Mais au lieu de se concentrer sur un renouvellement de la pensée stratégique, convient-il, pensons-nous de jeter un regard sur l'évolution pratique de l'art militaire. Si effectivement, le confucianisme ne considère par l'activité militaire comme déterminante, la présence d'ambitions politiques, d'ennemis non chinois... s'expriment en grande partie par la violence armée. C'est ce que Jacques GERNET veut rendre compte.
"S'il porte un intérêt capital à sa défense, écrit-il, inventant de nouvelles machines, accroissant les effectifs de ses armées, créant une flotte de guerre au moment de l'invasion jürchen et consacrant la plus grande partie de ses ressources à la guerre de la fin du Xe siècle à la fin du XIIIe, l'empire des Song n'a en revanche jamais cessé de maintenir et d'affirmer la suprématie incontestée du pouvoir civil sur le pouvoir militaire. L'esprit qui l'anime est d'ailleurs à l'opposé de celui de ses ennemis du Nord : l'exaltation de la violence brute, la soif de conquête et de domination par lesquelles se signale le vrai guerrier lui font entièrement défaut, alors qu'elles sont caractéristiques de ses plus redoutables adversaires, Jürchen et Mongols. Mais ce manque de combativité qui a été souvent reproché à la Chine des Song s'explique fort bien sans qu'il soit nécessaire de faire appel à on ne sait quelles qualités innées et intemporelles."

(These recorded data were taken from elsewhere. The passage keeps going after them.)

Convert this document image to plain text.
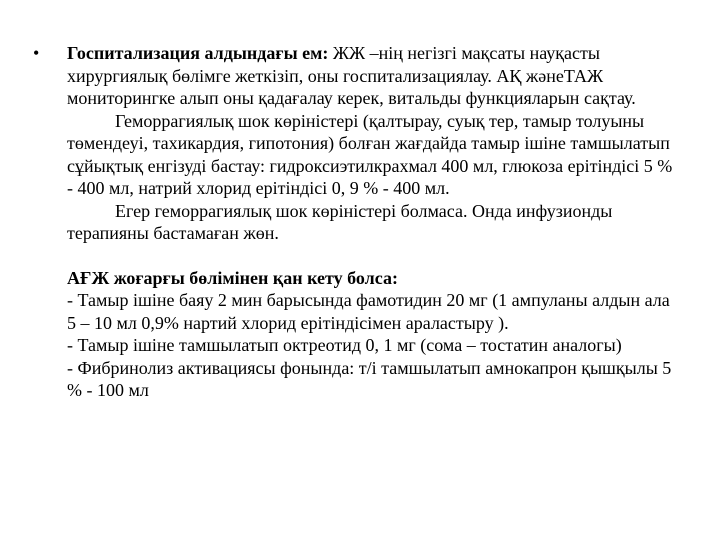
• Госпитализация алдындағы ем: ЖЖ –нің негізгі мақсаты науқасты хирургиялық бөлімге жеткізіп, оны госпитализациялау. АҚ жәнеТАЖ мониторингке алып оны қадағалау керек, витальды функцияларын сақтау.

Геморрагиялық шок көріністері (қалтырау, суық тер, тамыр толуыны төмендеуі, тахикардия, гипотония) болған жағдайда тамыр ішіне тамшылатып сұйықтық енгізуді бастау: гидроксиэтилкрахмал 400 мл, глюкоза ерітіндісі 5 % - 400 мл, натрий хлорид ерітіндісі 0, 9 % - 400 мл.

Егер геморрагиялық шок көріністері болмаса. Онда инфузионды терапияны бастамаған жөн.

АҒЖ жоғарғы бөлімінен қан кету болса:

- Тамыр ішіне баяу 2 мин барысында фамотидин 20 мг (1 ампуланы алдын ала 5 – 10 мл 0,9% нартий хлорид ерітіндісімен араластыру ).

- Тамыр ішіне тамшылатып октреотид 0, 1 мг (сома – тостатин аналогы)

- Фибринолиз активациясы фонында: т/і тамшылатып амнокапрон қышқылы 5 % - 100 мл
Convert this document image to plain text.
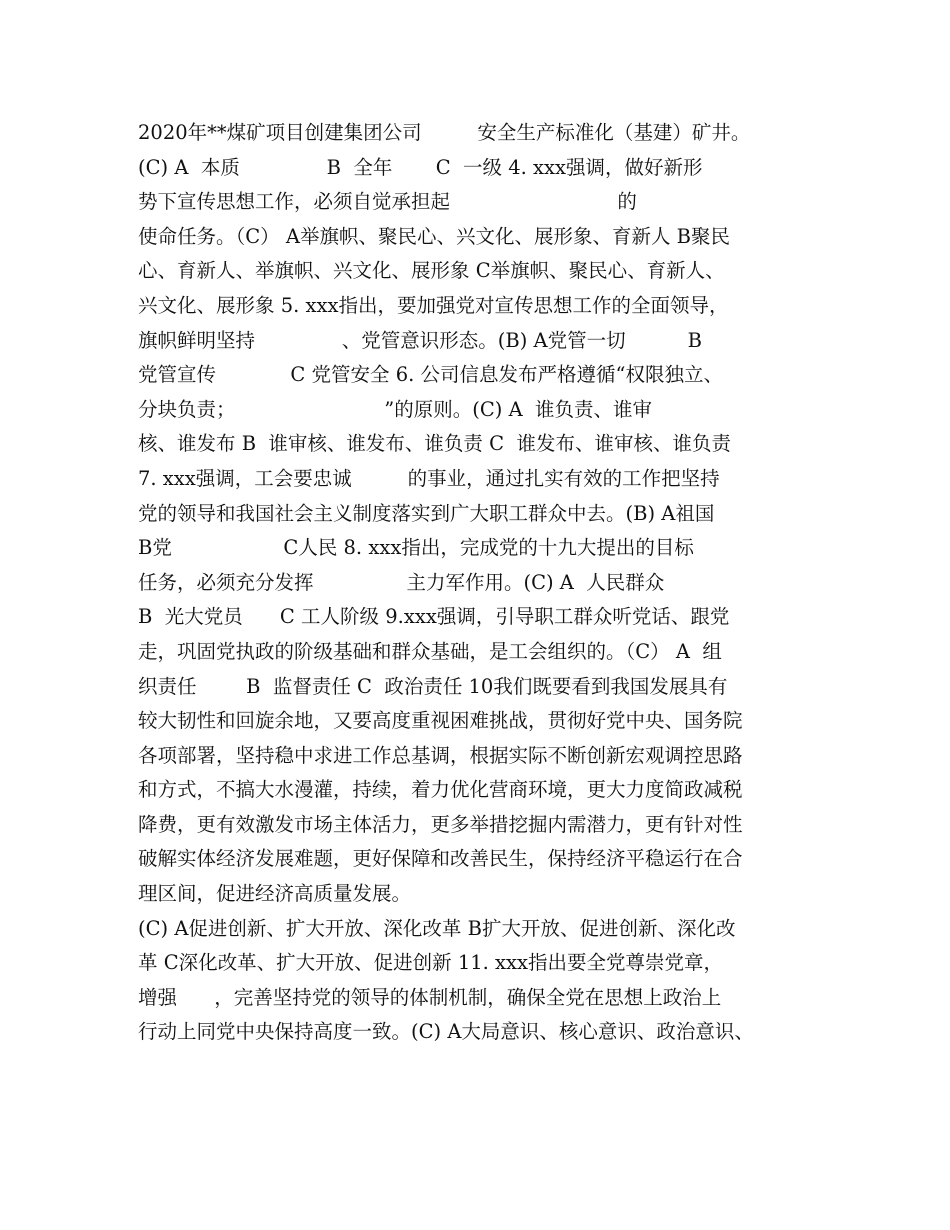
2020年**煤矿项目创建集团公司         安全生产标准化（基建）矿井。
(C) A  本质              B  全年       C  一级 4. xxx强调，做好新形
势下宣传思想工作，必须自觉承担起                           的
使命任务。（C） A举旗帜、聚民心、兴文化、展形象、育新人 B聚民
心、育新人、举旗帜、兴文化、展形象 C举旗帜、聚民心、育新人、
兴文化、展形象 5. xxx指出，要加强党对宣传思想工作的全面领导，
旗帜鲜明坚持              、党管意识形态。(B) A党管一切          B
党管宣传            C 党管安全 6. 公司信息发布严格遵循“权限独立、
分块负责；                        ”的原则。(C) A  谁负责、谁审
核、谁发布 B  谁审核、谁发布、谁负责 C  谁发布、谁审核、谁负责
7. xxx强调，工会要忠诚         的事业，通过扎实有效的工作把坚持
党的领导和我国社会主义制度落实到广大职工群众中去。(B) A祖国
B党                  C人民 8. xxx指出，完成党的十九大提出的目标
任务，必须充分发挥               主力军作用。(C) A  人民群众
B  光大党员      C 工人阶级 9.xxx强调，引导职工群众听党话、跟党
走，巩固党执政的阶级基础和群众基础，是工会组织的。（C） A  组
织责任        B  监督责任 C  政治责任 10我们既要看到我国发展具有
较大韧性和回旋余地，又要高度重视困难挑战，贯彻好党中央、国务院
各项部署，坚持稳中求进工作总基调，根据实际不断创新宏观调控思路
和方式，不搞大水漫灌，持续，着力优化营商环境，更大力度简政减税
降费，更有效激发市场主体活力，更多举措挖掘内需潜力，更有针对性
破解实体经济发展难题，更好保障和改善民生，保持经济平稳运行在合
理区间，促进经济高质量发展。
(C) A促进创新、扩大开放、深化改革 B扩大开放、促进创新、深化改
革 C深化改革、扩大开放、促进创新 11. xxx指出要全党尊崇党章，
增强      ，完善坚持党的领导的体制机制，确保全党在思想上政治上
行动上同党中央保持高度一致。(C) A大局意识、核心意识、政治意识、
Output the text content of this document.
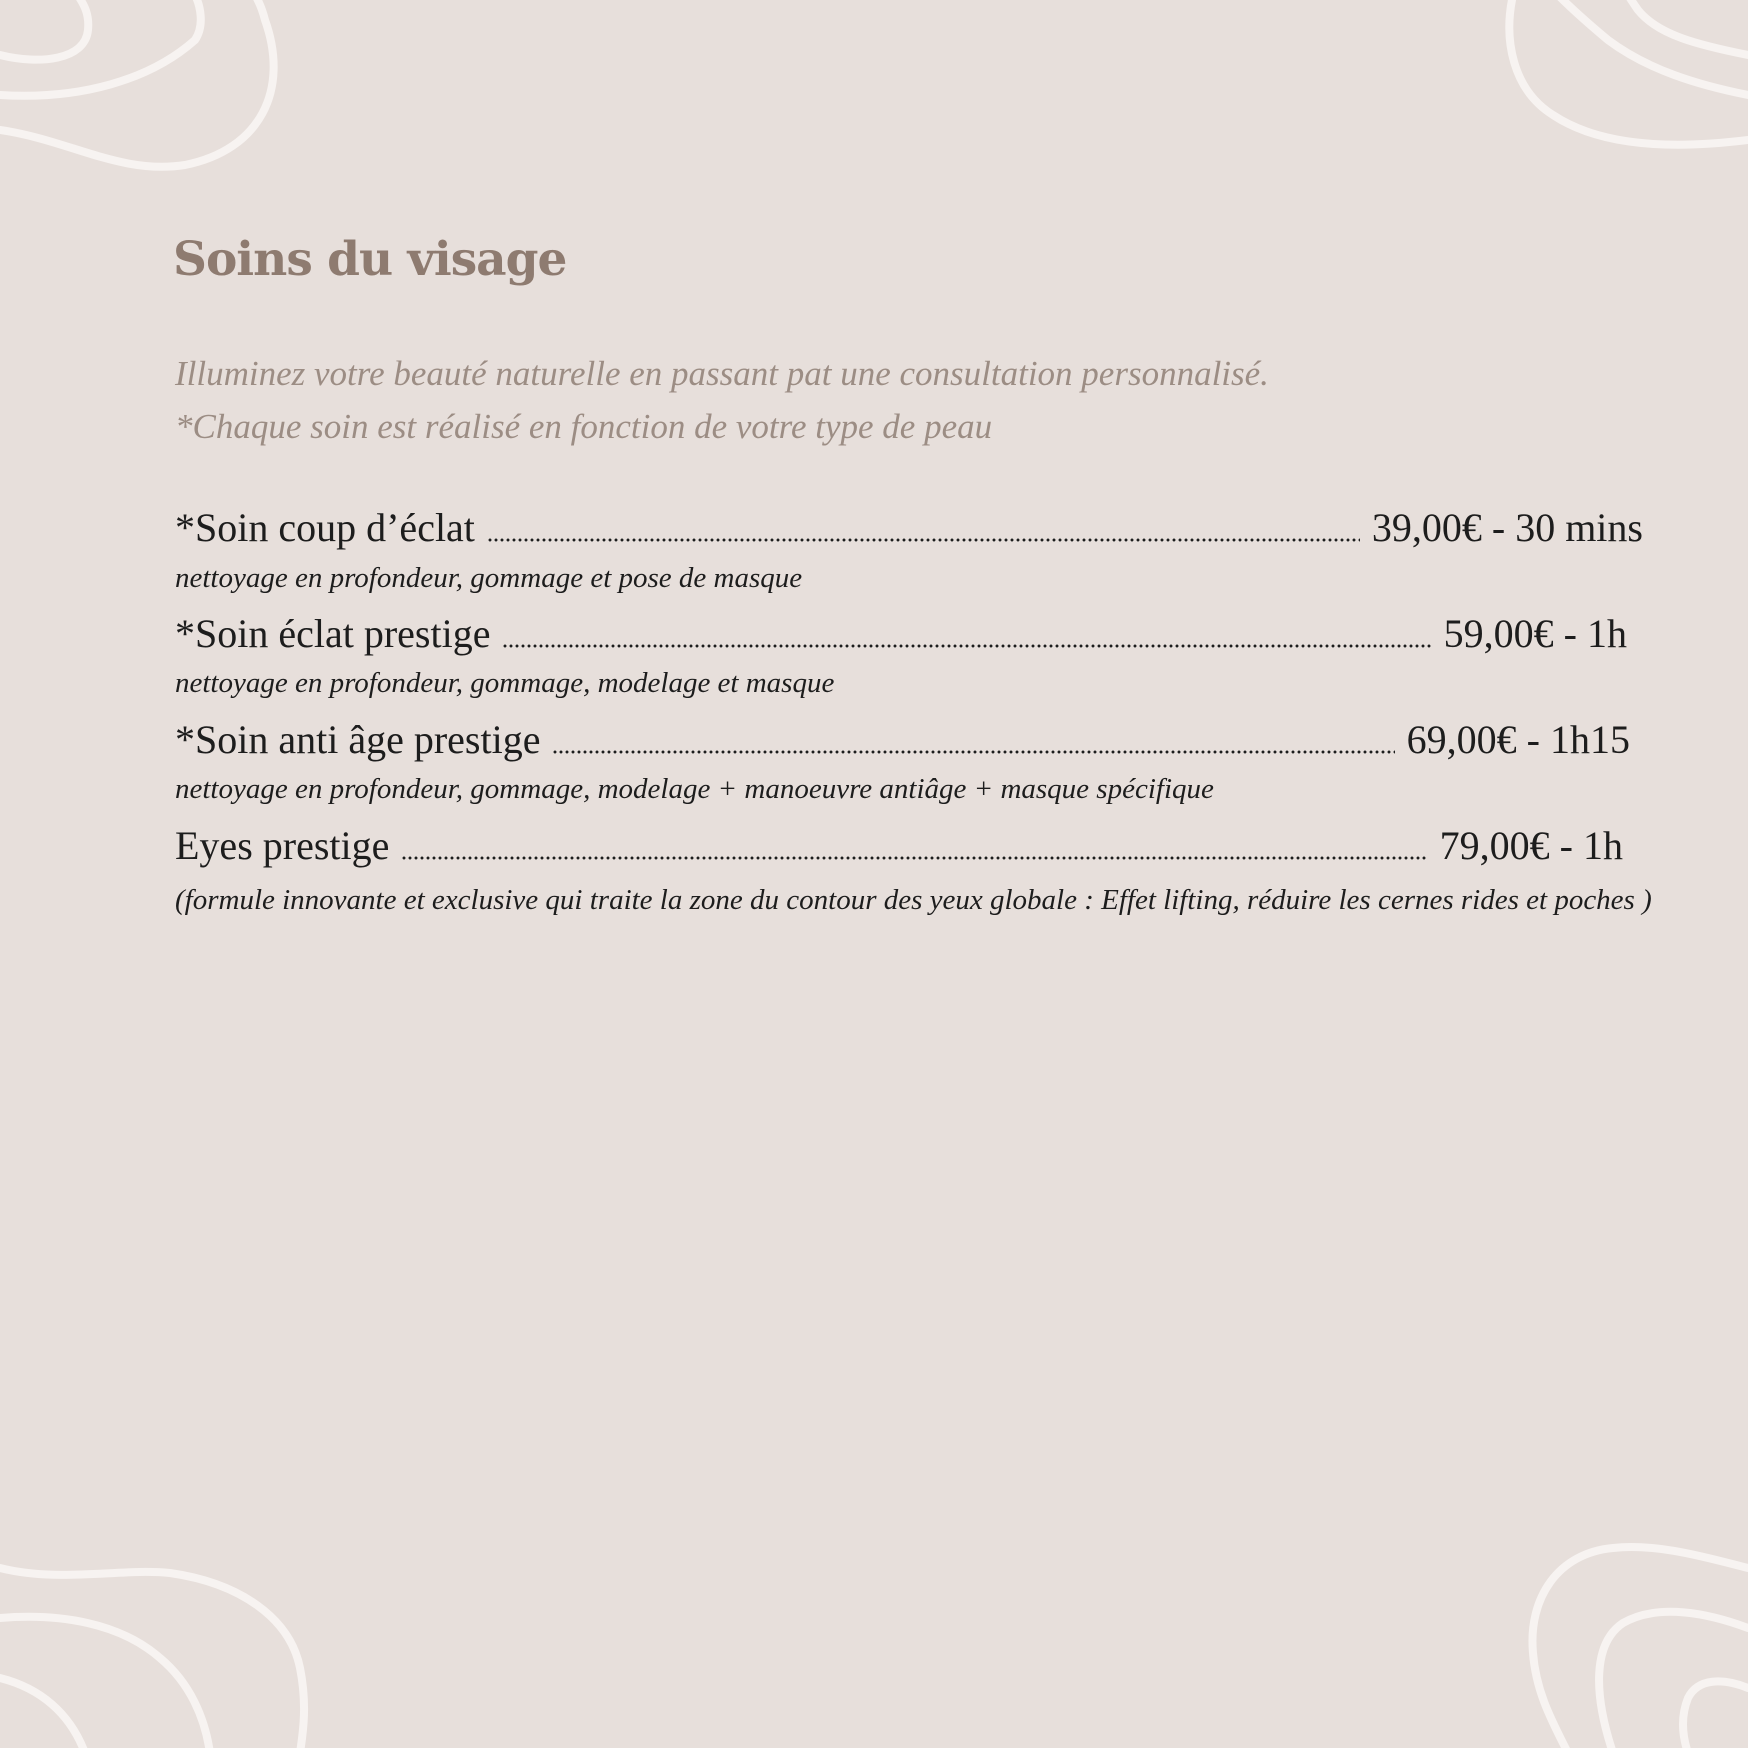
Soins du visage

Illuminez votre beauté naturelle en passant pat une consultation personnalisé.

*Chaque soin est réalisé en fonction de votre type de peau

*Soin coup d’éclat	39,00€ - 30 mins

nettoyage en profondeur, gommage et pose de masque

*Soin éclat prestige	59,00€ - 1h

nettoyage en profondeur, gommage, modelage et masque

*Soin anti âge prestige	69,00€ - 1h15

nettoyage en profondeur, gommage, modelage + manoeuvre antiâge + masque spécifique

Eyes prestige	79,00€ - 1h

(formule innovante et exclusive qui traite la zone du contour des yeux globale : Effet lifting, réduire les cernes rides et poches )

Plusieurs évolutions caractérisent cette période :
- Le système de mercenariat hérité et adopté par le nouvel empire des Song tend à faire du métier des armes non plus l'affaire de tous, mais une activité spécialisée, remplie par des hommes déracinés pour toutes sortes de raisons. Le pouvoir civil fractionne les unités, divise les responsabilités et multiplie les contrôles qui enlèvent aux chefs d'armée toute initiative. Des habitudes bureaucratiques contribuent à affaiblir le système de défense ;
- Des progrès techniques militaires importants interviennent, qui modifient le caractère même des guerres et ont à longue échéance de profondes répercussions sur l'histoire mondiale. Un esprit de recherche, d'invention et d'expérimentation met en marche des innovations telles que les principes objectifs de sélection des soldats et la multiplication des corps spécialisés. La théorie et les techniques de la guerre de siège se développent en même temps que se manifeste un vif intérêt pour de nouveaux types d'armes, notamment d'armes qui utilisent le feu (lance-flammes à pétrole...) ou la poudre. La découverte, suite à des travaux d'alchimie dans les milieux taoïstes, de la poudre, est suivie par une application militaire dans les années 904-906. Alors qu'il faut attendre 1295 en Europe pour la première mention de la formule de la poudre (Roger BACON en 1267), dès l'époque de Wujing zongyao, les armes à feu se diversifient.
Valérie NIQUET indique que sous les dynasties des Ming et des Qing, si les écrits militaires se fondent toujours sur l'enseignement des 7 classiques, et particulièrement sur le Sun Zi bing fa, deux thèmes dominent :
- un intérêt porté aux armes à feu de type occidental :
- le développement d'une stratégie navale en relation avec la multiplication des opérations menées le long des côtes par des "pirates" japonais ou chinois.
Valérie NIQUET, Théoriciens chinois, dans Dictionnaire de stratégie, PUF, 2000, sous la direction de Thierry de MONTBRIAL et de Jean KLEIN. Jacques GERNET, Le monde chinois, 2 - L'époque moderne, Xe siècle-XIXe siècle, Armand Colin, Pocket, 2006. Hervé COUTEAU-BEGARIE, Traité de stratégie, Economica/ISC, collection Bibliothèque stratégique, 2002.